Despite the fact that I didn’t usually use it to mop my entire house at once, I would frequently take it up to conduct some extra wet-cleaning in particular regions or rooms at a time.
The battery life of the Philips SpeedPro Aqua is generally comparable to that of rival goods, however, it is quite disappointing when you take into account that the rival products operate more powerfully while providing a similar run duration as the Philips vacuum cleaner.
I was able to use it for around 40 to 45 minutes with the main vacuuming head on low power, and for about 50 minutes with a non-mechanized fitting.
The device operated in high power mode for around 20 minutes on a single charge. This was completely normal and was sufficient to realistically clean only two or three rooms at a time as opposed to my entire 900-square-foot house at once.

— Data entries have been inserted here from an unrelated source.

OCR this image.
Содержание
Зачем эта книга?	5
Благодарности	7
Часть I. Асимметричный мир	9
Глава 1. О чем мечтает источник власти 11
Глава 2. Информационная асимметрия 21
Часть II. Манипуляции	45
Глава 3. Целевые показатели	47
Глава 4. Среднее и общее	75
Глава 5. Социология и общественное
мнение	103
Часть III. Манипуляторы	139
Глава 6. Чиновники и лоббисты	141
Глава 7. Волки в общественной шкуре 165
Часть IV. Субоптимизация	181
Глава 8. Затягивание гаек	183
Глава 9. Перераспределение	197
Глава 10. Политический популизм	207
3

The Philips SpeedPro Aqua is firmly priced in the luxury market at Rs. 35,999, and it immediately competes with expensive gadgets from companies like Dyson and Samsung.
It doesn’t quite provide the performance I would have anticipated at this price based only on its vacuum cleaning abilities, though. Along with seeming a little simple and having fewer fittings and fixtures than comparable gadgets, the vacuum cleaner is also marginally underpowered.
However, the Philips SpeedPro Aqua stands out from the competition greatly thanks to its wet-mopping capabilities, making it at least somewhat preferable to the others.
Although you’ll still need to do it by hand and the device only slightly facilitates the normally manual task, it undoubtedly makes wet mopping much simpler.
All things considered, if you really require wet-mopping capabilities, it would be worthwhile to consider the Philips SpeedPro Aqua; but, if you only require a vacuum cleaner, rival premium options outperform it.
You might also want to think about a mopping and vacuuming cleaning robot, such as the similarly priced 360 S7.